Dynamik im konservativen Spektrum
In der Zeit, als den Medienmarkt die Krise traf, bewirkte die politische Spaltung paradoxerweise einen Anstieg der meinungsbildenden Wochenblätter auf dem polnischen Markt. Anfang 2013 stieg der Verkauf aller gesellschaftspolitischen Wochenzeitungen um 230.000 Exemplare im Vergleich zu Dezember 2012. Dies lässt sich auf das Erscheinen zweier neuer konservativer Wochenzeitungen zurückführen. Der Verkaufsanstieg allein in der Gruppe der konservativen Blätter betrug in den letzten zwei Jahren 160.000 Exemplare. Der Konkurrenzkampf auf diesem Markt findet vor allem zwischen drei liberalen und vier konservativen Titeln statt. Hinter letzteren steht ein disziplinierter Käufer, der die Wählerschaft von PiS repräsentiert. Man kann sich denken, dass der Käufer, der die bisherigen Titel dieser Option erstanden hat, auch die beiden neuen kauft. Dass sich dieser Trend auf längere Sicht nicht wird halten können, zeigt allerdings die Tatsache, dass Uważam Rze, einer der konservativen Titel, unlängst einen Rekordrückgang um 80 Prozent beim Verkauf verzeichnete.
Auch unter den linksliberalen Wochenzeitungen lässt sich eine reine Marktkonkurrenz feststellen. Um die Führungsposition kämpfen Polityka, ein Titel mit einer langen Tradition, und Newsweek Polska, die seit 2001 auf dem Markt ist. Neben dem weltanschaulichen Faktor spielt die Generation eine wichtige Rolle. Der Leser von Newsweek ist jünger als der von Polityka und als Konsument zahlreicher Medien erwartet er eine attraktive Darstellungsweise, die beispielsweise die Ereignisse mit Hilfe von Geschichten über Akteure veranschaulicht, was letztlich auf die Art eines illustrierten Magazins hinausläuft. Die stärker erzieherische Art der Polityka bedeutet nicht, dass sich diese Wochenzeitung leicht ergeben würde, ganz im Gegenteil kompensiert sie den Rückgang der Printauflage aktiv mit dem Verkauf von mobil abrufbaren Versionen. In einigem Abstand zu den beiden Marktführern positioniert sich Wprost und wehrt sich gegen einen Rückgang seiner Auflage.
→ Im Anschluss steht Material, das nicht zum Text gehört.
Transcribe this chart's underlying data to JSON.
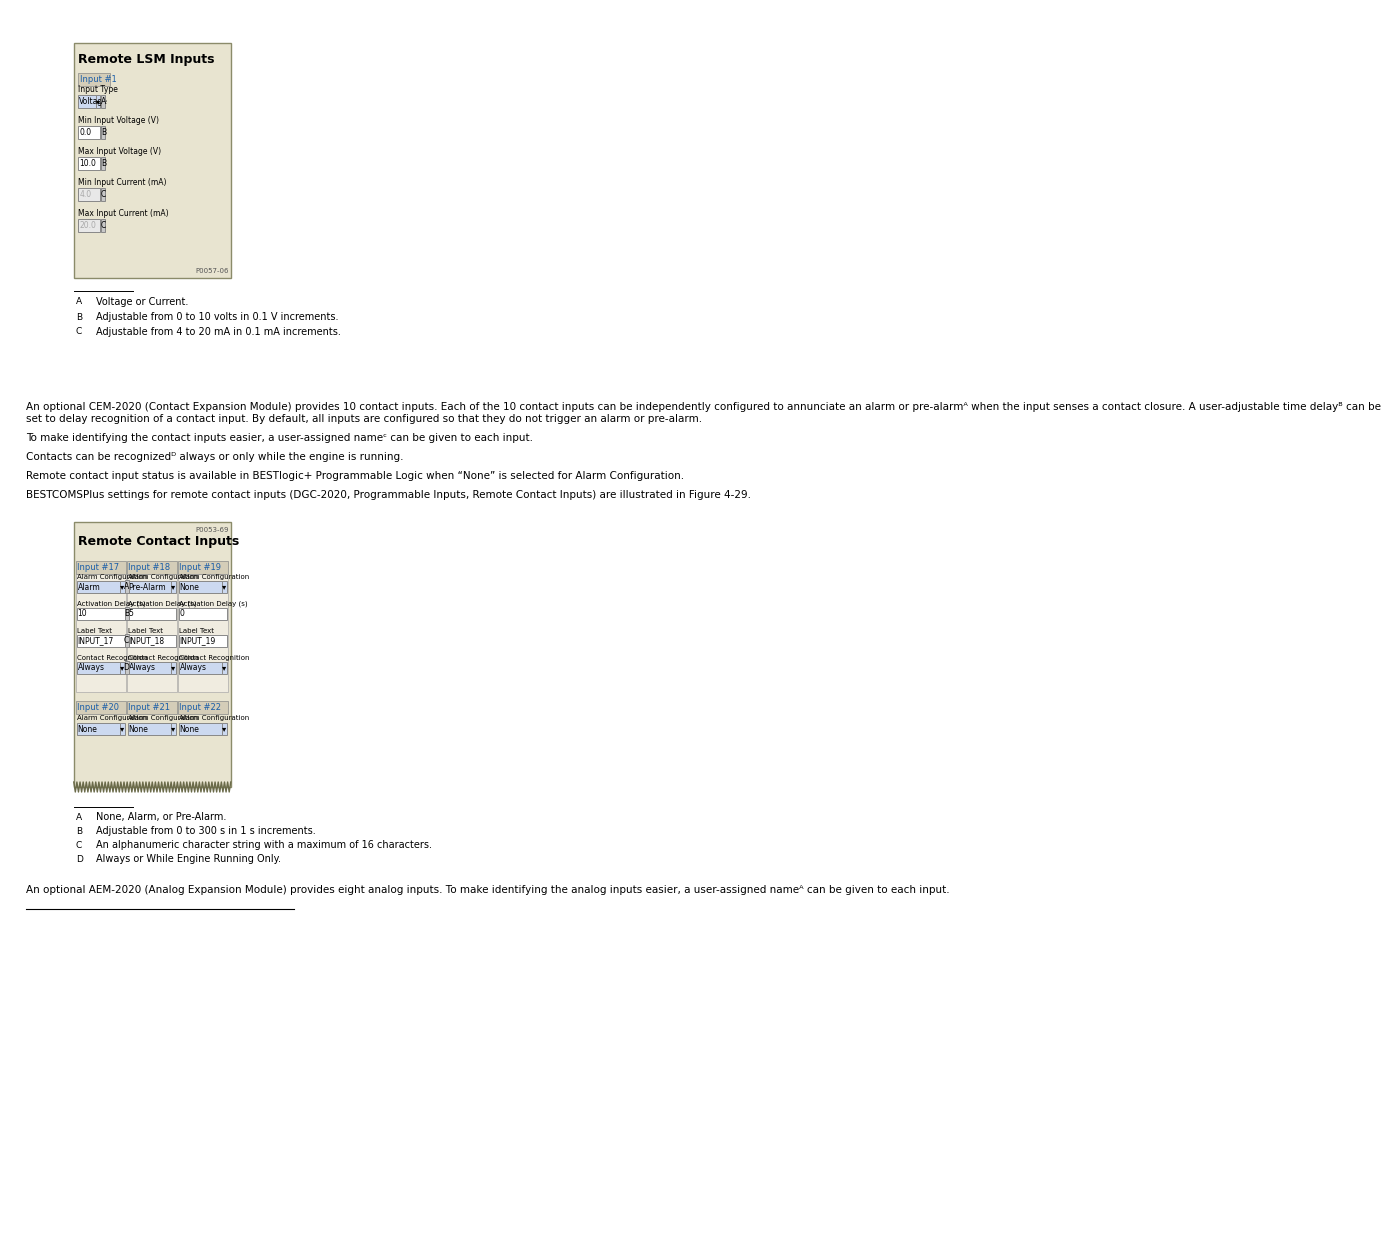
{
  "page_bg": "#ffffff",
  "fig_bg_color": "#e8e4d0",
  "fig_border_color": "#8b8b6a",
  "fig1_title": "Remote LSM Inputs",
  "fig1_input_label": "Input #1",
  "fig1_input_label_color": "#1a5ea8",
  "fig1_fields": [
    {
      "label": "Input Type",
      "value": "Voltage",
      "badge": "A",
      "is_dropdown": true,
      "disabled": false
    },
    {
      "label": "Min Input Voltage (V)",
      "value": "0.0",
      "badge": "B",
      "is_dropdown": false,
      "disabled": false
    },
    {
      "label": "Max Input Voltage (V)",
      "value": "10.0",
      "badge": "B",
      "is_dropdown": false,
      "disabled": false
    },
    {
      "label": "Min Input Current (mA)",
      "value": "4.0",
      "badge": "C",
      "is_dropdown": false,
      "disabled": true
    },
    {
      "label": "Max Input Current (mA)",
      "value": "20.0",
      "badge": "C",
      "is_dropdown": false,
      "disabled": true
    }
  ],
  "fig1_code": "P0057-06",
  "footnotes1": [
    {
      "letter": "A",
      "text": "Voltage or Current."
    },
    {
      "letter": "B",
      "text": "Adjustable from 0 to 10 volts in 0.1 V increments."
    },
    {
      "letter": "C",
      "text": "Adjustable from 4 to 20 mA in 0.1 mA increments."
    }
  ],
  "para1": "An optional CEM-2020 (Contact Expansion Module) provides 10 contact inputs. Each of the 10 contact inputs can be independently configured to annunciate an alarm or pre-alarmᴬ when the input senses a contact closure. A user-adjustable time delayᴮ can be set to delay recognition of a contact input. By default, all inputs are configured so that they do not trigger an alarm or pre-alarm.",
  "para2": "To make identifying the contact inputs easier, a user-assigned nameᶜ can be given to each input.",
  "para3": "Contacts can be recognizedᴰ always or only while the engine is running.",
  "para4": "Remote contact input status is available in BESTlogic+ Programmable Logic when “None” is selected for Alarm Configuration.",
  "para5": "BESTCOMSPlus settings for remote contact inputs (DGC-2020, Programmable Inputs, Remote Contact Inputs) are illustrated in Figure 4-29.",
  "fig2_code": "P0053-69",
  "fig2_title": "Remote Contact Inputs",
  "fig2_inputs": [
    {
      "id": "Input #17",
      "fields": [
        {
          "label": "Alarm Configuration",
          "value": "Alarm",
          "badge": "A",
          "is_dropdown": true
        },
        {
          "label": "Activation Delay (s)",
          "value": "10",
          "badge": "B",
          "is_dropdown": false
        },
        {
          "label": "Label Text",
          "value": "INPUT_17",
          "badge": "C",
          "is_dropdown": false
        },
        {
          "label": "Contact Recognition",
          "value": "Always",
          "badge": "D",
          "is_dropdown": true
        }
      ]
    },
    {
      "id": "Input #18",
      "fields": [
        {
          "label": "Alarm Configuration",
          "value": "Pre-Alarm",
          "badge": null,
          "is_dropdown": true
        },
        {
          "label": "Activation Delay (s)",
          "value": "5",
          "badge": null,
          "is_dropdown": false
        },
        {
          "label": "Label Text",
          "value": "INPUT_18",
          "badge": null,
          "is_dropdown": false
        },
        {
          "label": "Contact Recognition",
          "value": "Always",
          "badge": null,
          "is_dropdown": true
        }
      ]
    },
    {
      "id": "Input #19",
      "fields": [
        {
          "label": "Alarm Configuration",
          "value": "None",
          "badge": null,
          "is_dropdown": true
        },
        {
          "label": "Activation Delay (s)",
          "value": "0",
          "badge": null,
          "is_dropdown": false
        },
        {
          "label": "Label Text",
          "value": "INPUT_19",
          "badge": null,
          "is_dropdown": false
        },
        {
          "label": "Contact Recognition",
          "value": "Always",
          "badge": null,
          "is_dropdown": true
        }
      ]
    }
  ],
  "fig2_row2": [
    {
      "id": "Input #20",
      "alarm_value": "None"
    },
    {
      "id": "Input #21",
      "alarm_value": "None"
    },
    {
      "id": "Input #22",
      "alarm_value": "None"
    }
  ],
  "footnotes2": [
    {
      "letter": "A",
      "text": "None, Alarm, or Pre-Alarm."
    },
    {
      "letter": "B",
      "text": "Adjustable from 0 to 300 s in 1 s increments."
    },
    {
      "letter": "C",
      "text": "An alphanumeric character string with a maximum of 16 characters."
    },
    {
      "letter": "D",
      "text": "Always or While Engine Running Only."
    }
  ],
  "para6": "An optional AEM-2020 (Analog Expansion Module) provides eight analog inputs. To make identifying the analog inputs easier, a user-assigned nameᴬ can be given to each input.",
  "input_label_color": "#1a5ea8",
  "dropdown_bg": "#ccd9f0",
  "field_bg": "#ffffff",
  "field_disabled_bg": "#e8e8e8",
  "field_border": "#888888",
  "badge_bg": "#c8c8c8",
  "badge_border": "#888888"
}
Interessant ist die Tatsache, dass das Leserpotential der vier konservativen Wochenzeitungen fast so groß wie das der drei größten linksliberalen Blätter ist. Ist auf dem Medienmarkt also ein weltanschauliches Gleichgewicht der Kräfte eingetreten?
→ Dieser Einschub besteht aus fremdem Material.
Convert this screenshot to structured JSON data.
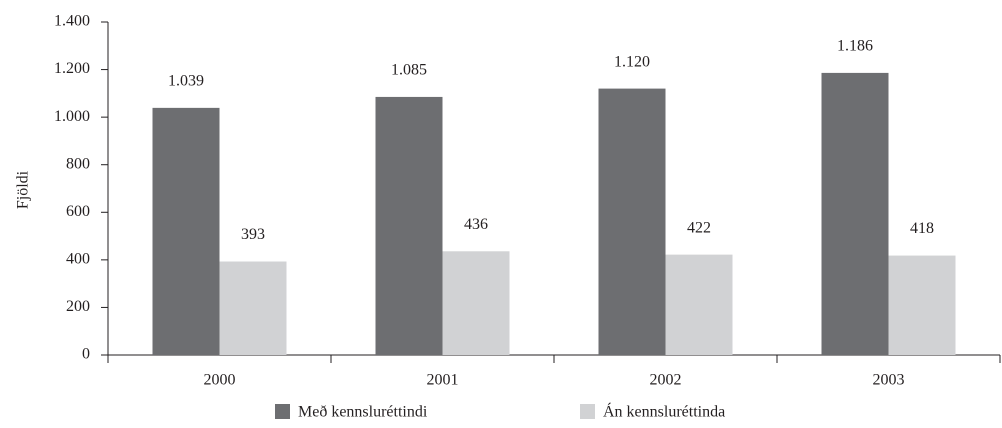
{
  "chart_data": {
    "type": "bar",
    "ylabel": "Fjöldi",
    "categories": [
      "2000",
      "2001",
      "2002",
      "2003"
    ],
    "series": [
      {
        "name": "Með kennsluréttindi",
        "color": "#6d6e71",
        "values": [
          1039,
          1085,
          1120,
          1186
        ],
        "value_labels": [
          "1.039",
          "1.085",
          "1.120",
          "1.186"
        ]
      },
      {
        "name": "Án kennsluréttinda",
        "color": "#d1d2d4",
        "values": [
          393,
          436,
          422,
          418
        ]
      }
    ],
    "ylim": [
      0,
      1400
    ],
    "yticks": [
      0,
      200,
      400,
      600,
      800,
      {
        "value": 1000,
        "label": "1.000"
      },
      {
        "value": 1200,
        "label": "1.200"
      },
      {
        "value": 1400,
        "label": "1.400"
      }
    ],
    "grid": false,
    "legend": "bottom"
  }
}
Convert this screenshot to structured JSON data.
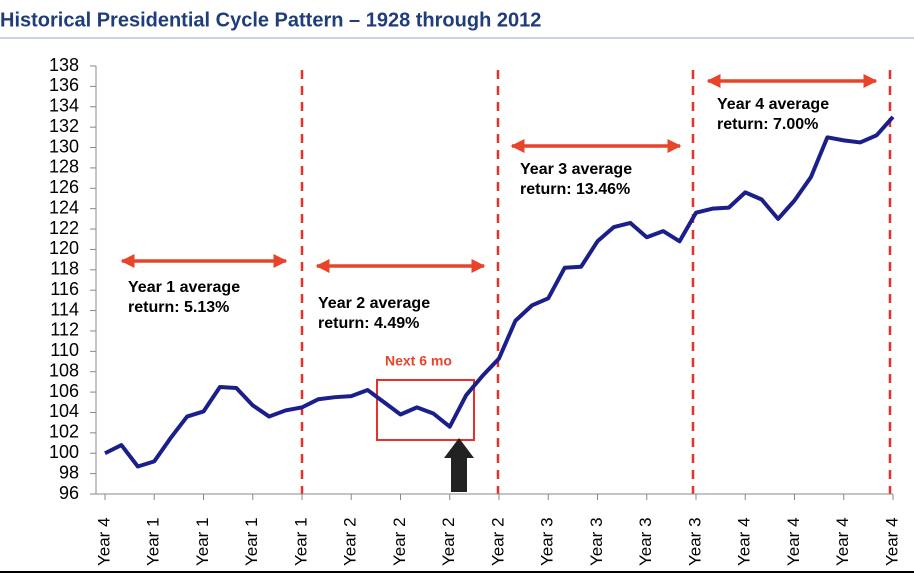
{
  "chart_data": {
    "type": "line",
    "title": "Historical Presidential Cycle Pattern – 1928 through 2012",
    "categories": [
      "Year 4",
      null,
      null,
      "Year 1",
      null,
      null,
      "Year 1",
      null,
      null,
      "Year 1",
      null,
      null,
      "Year 1",
      null,
      null,
      "Year 2",
      null,
      null,
      "Year 2",
      null,
      null,
      "Year 2",
      null,
      null,
      "Year 2",
      null,
      null,
      "Year 3",
      null,
      null,
      "Year 3",
      null,
      null,
      "Year 3",
      null,
      null,
      "Year 3",
      null,
      null,
      "Year 4",
      null,
      null,
      "Year 4",
      null,
      null,
      "Year 4",
      null,
      null,
      "Year 4"
    ],
    "values": [
      100.0,
      100.8,
      98.7,
      99.2,
      101.5,
      103.6,
      104.1,
      106.5,
      106.4,
      104.7,
      103.6,
      104.2,
      104.5,
      105.3,
      105.5,
      105.6,
      106.2,
      105.0,
      103.8,
      104.5,
      103.9,
      102.6,
      105.7,
      107.6,
      109.3,
      113.0,
      114.5,
      115.2,
      118.2,
      118.3,
      120.8,
      122.2,
      122.6,
      121.2,
      121.8,
      120.8,
      123.6,
      124.0,
      124.1,
      125.6,
      124.9,
      123.0,
      124.8,
      127.1,
      131.0,
      130.7,
      130.5,
      131.2,
      133.0
    ],
    "color": "#1b1f8a",
    "ylim": [
      96,
      138
    ],
    "yticks": [
      96,
      98,
      100,
      102,
      104,
      106,
      108,
      110,
      112,
      114,
      116,
      118,
      120,
      122,
      124,
      126,
      128,
      130,
      132,
      134,
      136,
      138
    ],
    "annotations": [
      {
        "lines": [
          "Year 1 average",
          "return: 5.13%"
        ]
      },
      {
        "lines": [
          "Year 2 average",
          "return: 4.49%"
        ]
      },
      {
        "lines": [
          "Year 3 average",
          "return: 13.46%"
        ]
      },
      {
        "lines": [
          "Year 4 average",
          "return: 7.00%"
        ]
      },
      {
        "lines": [
          "Next 6 mo"
        ]
      }
    ]
  }
}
Derweil wird die konservative Medienszene durch ein weiteres Unternehmen gestärkt, das neu entstandene TV Republika. Dies ist ein Informationskanal, der für die Angehörigen und Visionen von PiS spricht. Als der Sender freigeschaltet wurde, wurde während des gesamten ersten Tages von den Ereignissen um die Warschauer Feierlichkeiten zum dritten Jahrestag der Flugzeugkatastrophe von Smolensk berichtet. Außerdem wurden Archivmaterial, Gespräche mit Studiogästen und Ausschnitte aus Dokumentarfilmen, die sich mit dem Unglück beschäftigen, gezeigt. Die probeweise Ausstrahlung des Programms sahen im Internet zirka 200.000 Zuschauer.
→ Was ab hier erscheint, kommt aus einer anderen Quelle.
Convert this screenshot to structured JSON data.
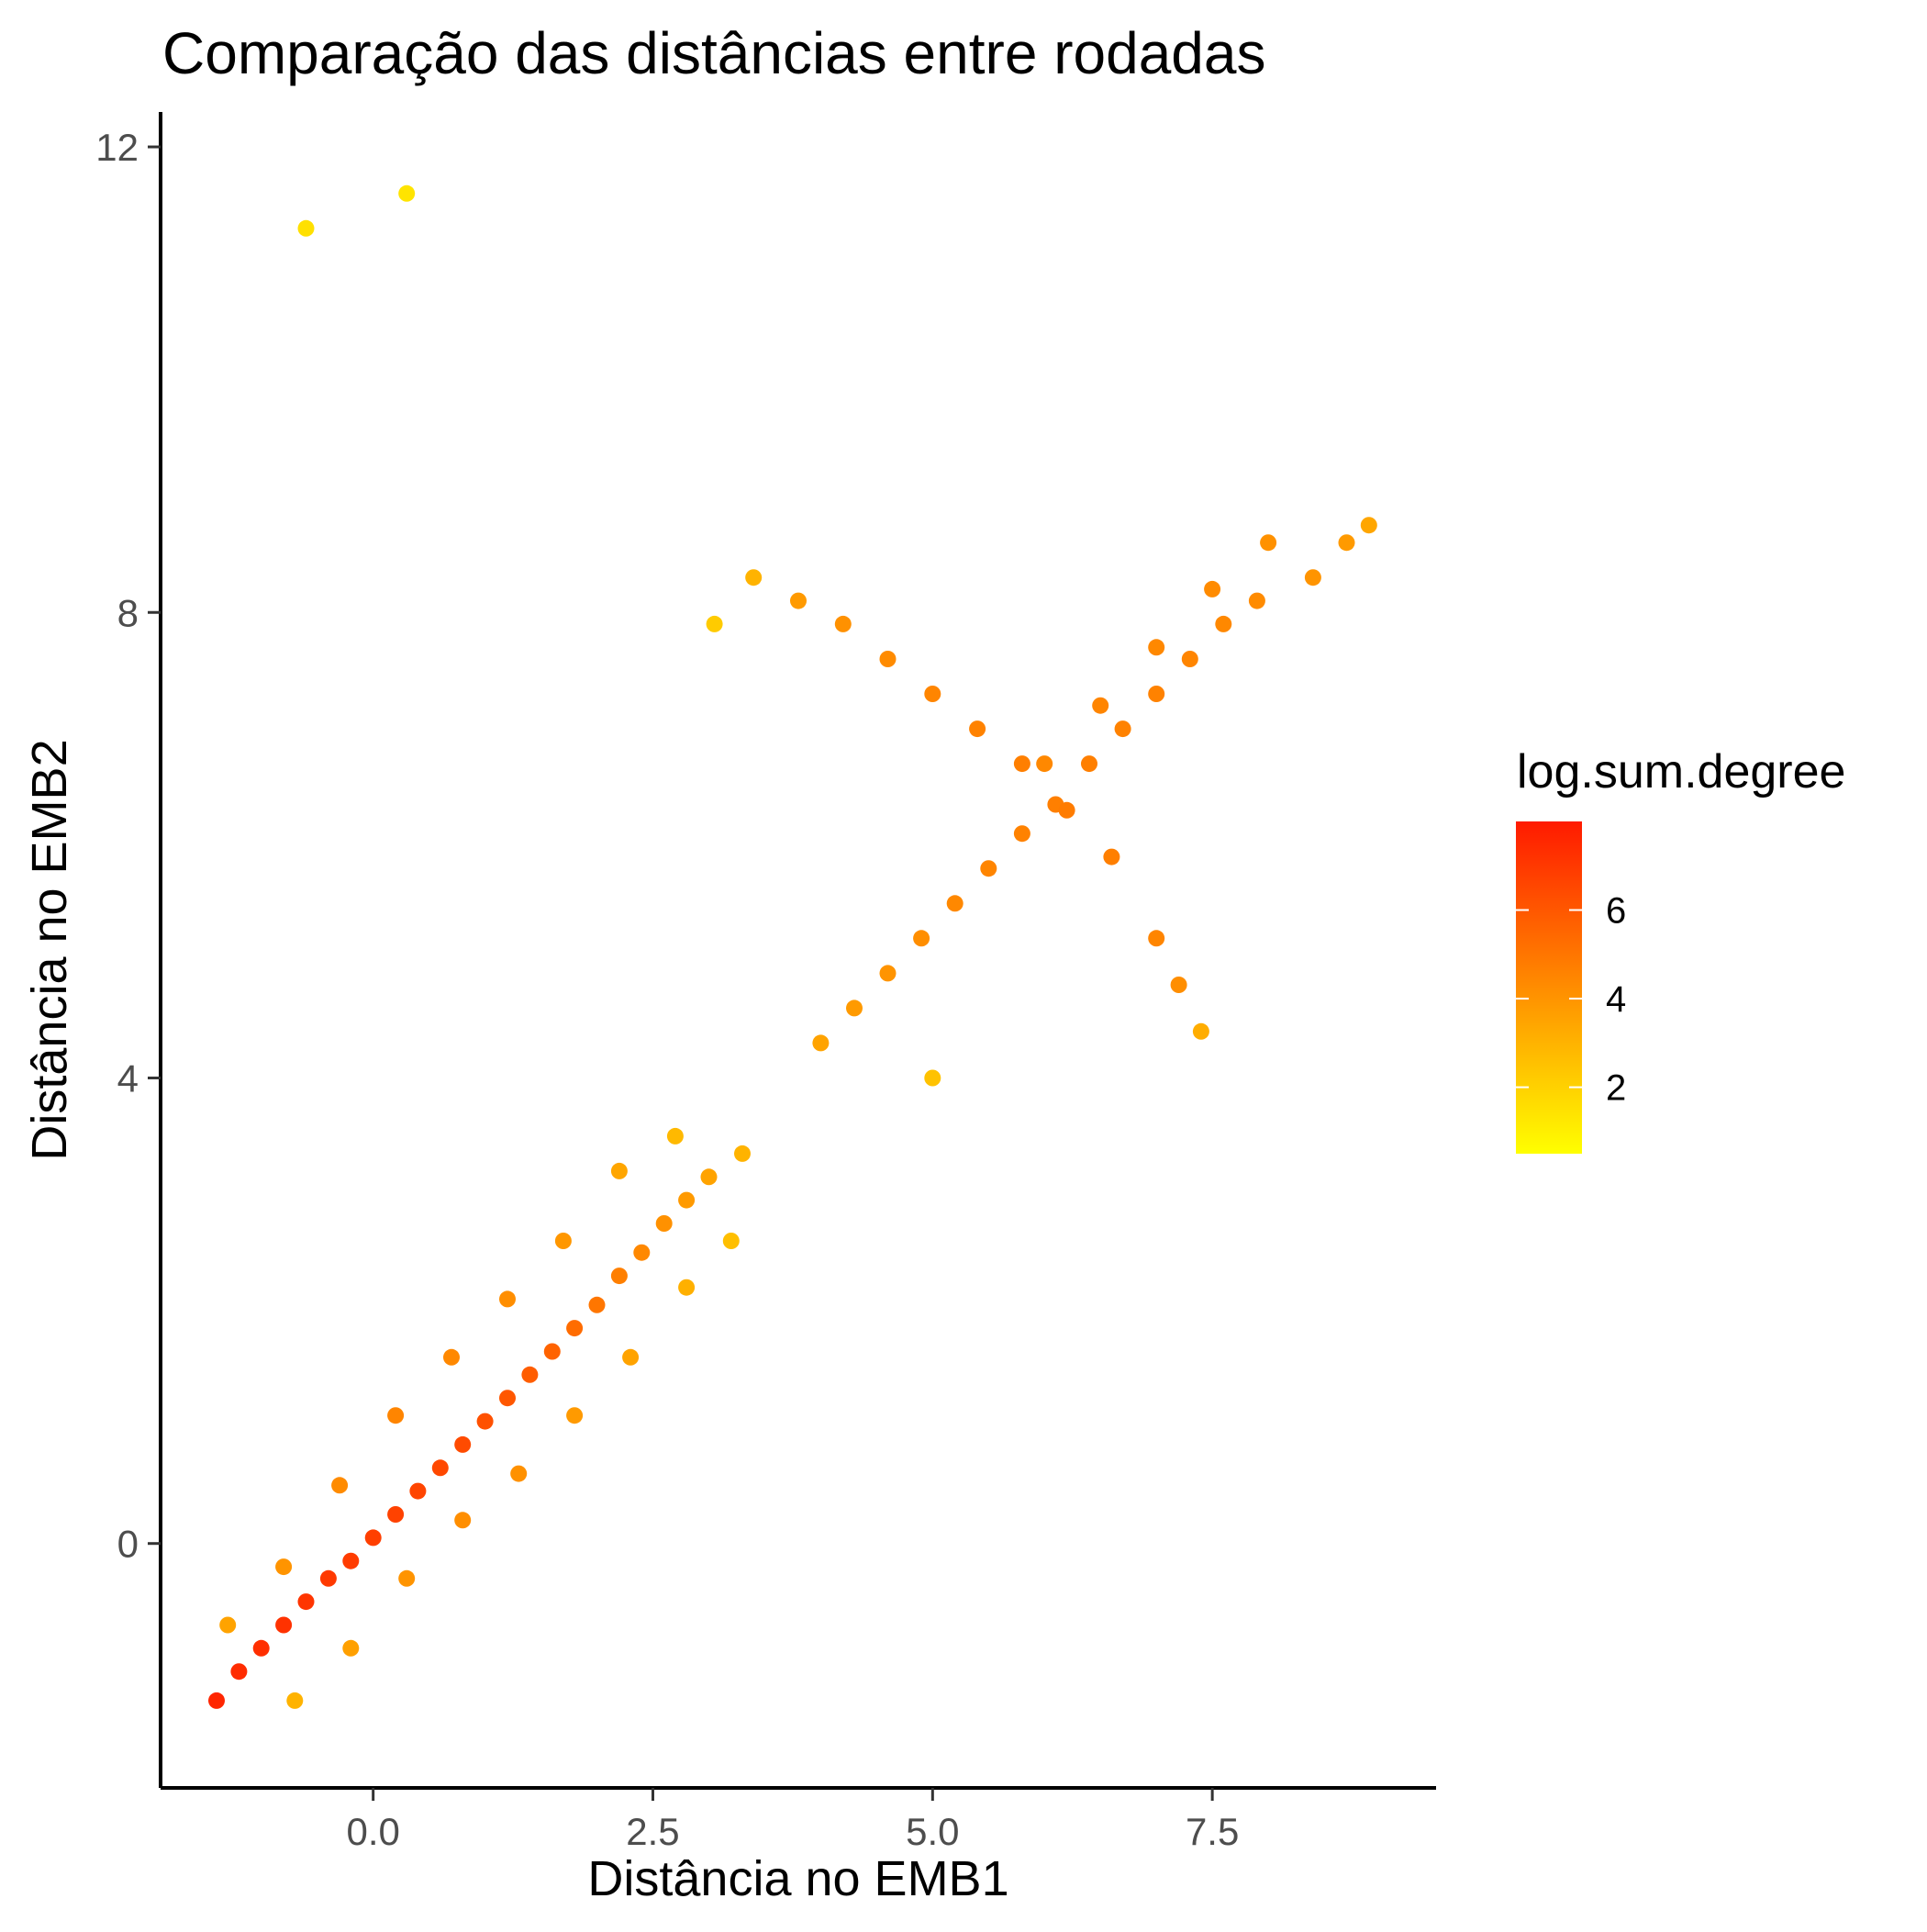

Konsolidierung des Pressemarktes
Auf dem polnischen Pressemarkt finden sich 55 Tageszeitungen und abhängig von der Definition zwischen 2.000 bis sogar 5.500 verschiedene Arten von Zeitschriften. Der größte Anteil des Pressemarktes gehört den »großen Vier«, als da wären die Bauer Media Group, die sich auf die Herausgabe von Zeitschriften und Fernsehmagazinen spezialisiert, Polskapresse, die zur Verlagsgruppe Passau gehört, dem größten Herausgeber regionaler und lokaler Presse, Axel Springer Polska, der Herausgeber des polnischen Zwillings von Bild unter dem Titel Fakt und der meinungsbildenden Wochenzeitung Newsweek Polska, sowie der Medienkonzern Agora, bekannt vor allem als Herausgeber der Gazeta Wyborcza, die weiterhin eine der einflussreichsten Zeitungen in Polen ist. Hier sieht man, dass es in diesem Quartett der größten Herausgeber von Printmedien in Polen 3:1 steht. Drei der Player sind deutsche Konzerne und nur einer ist ein polnisches Unternehmen.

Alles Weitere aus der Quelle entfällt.